Overall, we thank the reviewers for the insightful comments and believe that we have addressed the concerns of all reviewers during the rebuttal, which has improved our paper. We are eagerly awaiting the reviewers’ responses (on these general points and per-reviewer rebuttals) and we look forward to continue these discussions.
References: [1] Jiang, Ziheng, et al. "Characterizing Structural Regularities of Labeled Data in Overparameterized Models." International Conference on Machine Learning. PMLR, 2021.
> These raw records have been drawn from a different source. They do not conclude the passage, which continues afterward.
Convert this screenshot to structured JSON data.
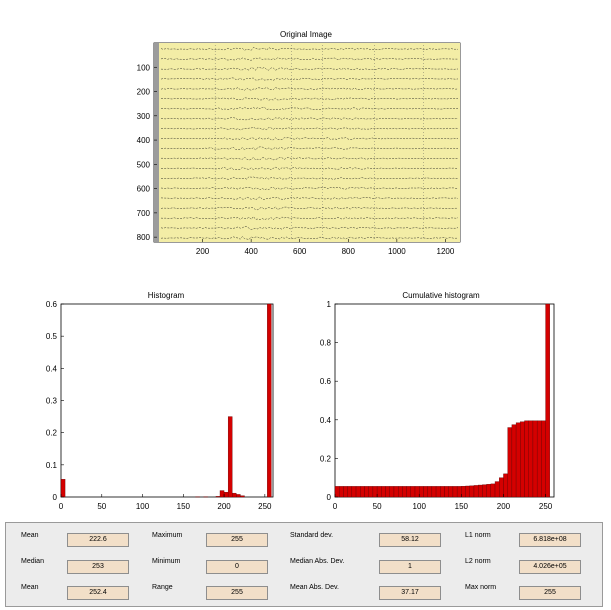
{
  "colors": {
    "image_background": "#f3eda6",
    "bar_fill": "#d40000",
    "bar_edge": "#5a0000",
    "stat_field": "#f2dfc8",
    "panel": "#ececec"
  },
  "original_image": {
    "title": "Original Image",
    "x_ticks": [
      200,
      400,
      600,
      800,
      1000,
      1200
    ],
    "y_ticks": [
      100,
      200,
      300,
      400,
      500,
      600,
      700,
      800
    ],
    "xlim": [
      0,
      1260
    ],
    "ylim": [
      0,
      820
    ]
  },
  "chart_data": [
    {
      "type": "bar",
      "title": "Histogram",
      "xlim": [
        0,
        260
      ],
      "ylim": [
        0,
        0.6
      ],
      "x_ticks": [
        0,
        50,
        100,
        150,
        200,
        250
      ],
      "y_ticks": [
        0,
        0.1,
        0.2,
        0.3,
        0.4,
        0.5,
        0.6
      ],
      "y_tick_labels": [
        "0",
        "0.1",
        "0.2",
        "0.3",
        "0.4",
        "0.5",
        "0.6"
      ],
      "x": [
        0,
        165,
        175,
        190,
        195,
        200,
        205,
        210,
        215,
        220,
        253
      ],
      "values": [
        0.055,
        0.001,
        0.001,
        0.002,
        0.02,
        0.015,
        0.25,
        0.012,
        0.008,
        0.004,
        0.6
      ],
      "bar_width": 5
    },
    {
      "type": "bar",
      "title": "Cumulative histogram",
      "xlim": [
        0,
        260
      ],
      "ylim": [
        0,
        1
      ],
      "x_ticks": [
        0,
        50,
        100,
        150,
        200,
        250
      ],
      "y_ticks": [
        0,
        0.2,
        0.4,
        0.6,
        0.8,
        1
      ],
      "y_tick_labels": [
        "0",
        "0.2",
        "0.4",
        "0.6",
        "0.8",
        "1"
      ],
      "x": [
        0,
        5,
        10,
        15,
        20,
        25,
        30,
        35,
        40,
        45,
        50,
        55,
        60,
        65,
        70,
        75,
        80,
        85,
        90,
        95,
        100,
        105,
        110,
        115,
        120,
        125,
        130,
        135,
        140,
        145,
        150,
        155,
        160,
        165,
        170,
        175,
        180,
        185,
        190,
        195,
        200,
        205,
        210,
        215,
        220,
        225,
        230,
        235,
        240,
        245,
        250
      ],
      "values": [
        0.055,
        0.055,
        0.055,
        0.055,
        0.055,
        0.055,
        0.055,
        0.055,
        0.055,
        0.055,
        0.055,
        0.055,
        0.055,
        0.055,
        0.055,
        0.055,
        0.055,
        0.055,
        0.055,
        0.055,
        0.055,
        0.055,
        0.055,
        0.055,
        0.055,
        0.055,
        0.055,
        0.055,
        0.055,
        0.055,
        0.056,
        0.057,
        0.058,
        0.06,
        0.062,
        0.064,
        0.066,
        0.068,
        0.08,
        0.1,
        0.12,
        0.36,
        0.375,
        0.385,
        0.39,
        0.395,
        0.395,
        0.395,
        0.395,
        0.395,
        1.0
      ],
      "bar_width": 5
    }
  ],
  "stats": {
    "col1": [
      {
        "label": "Mean",
        "value": "222.6"
      },
      {
        "label": "Median",
        "value": "253"
      },
      {
        "label": "Mean",
        "value": "252.4"
      }
    ],
    "col2": [
      {
        "label": "Maximum",
        "value": "255"
      },
      {
        "label": "Minimum",
        "value": "0"
      },
      {
        "label": "Range",
        "value": "255"
      }
    ],
    "col3": [
      {
        "label": "Standard dev.",
        "value": "58.12"
      },
      {
        "label": "Median Abs. Dev.",
        "value": "1"
      },
      {
        "label": "Mean Abs. Dev.",
        "value": "37.17"
      }
    ],
    "col4": [
      {
        "label": "L1 norm",
        "value": "6.818e+08"
      },
      {
        "label": "L2 norm",
        "value": "4.026e+05"
      },
      {
        "label": "Max norm",
        "value": "255"
      }
    ]
  }
}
This paper looks at the machine unlearning problem — roughly, given a model m and a subset of the data (the “forget set”) used to train that model, efficiently create a new model m’ that does not include information from the forget set but is representative of the family of models that would’ve been trained on the initial data sans the forget set (the “retain set”). This is a known tricky problem, and a well-motivated one due to so-called “right to forget” capabilities enforced in the EU’s GDPR and other evolving regulatory movements. The paper finds that if the forget and retain sets are close, in some sense, then the unlearning problem becomes harder. It also finds that, if elements of the forget set are fundamentally part of the model itself via memorization, then the unlearning problem becomes harder. Neither of these results are particularly surprising, but the analysis is strong and this is great to have written down. The paper then provides a new method based on these two insights that arguably improves unlearning over various SotA and SotA-adjacent methods. Reviewers found issue with the experimental analysis, as well as some nitpicks around the identified sources of hardness, but these were largely assuaged in the rebuttal and post-rebuttal discussion.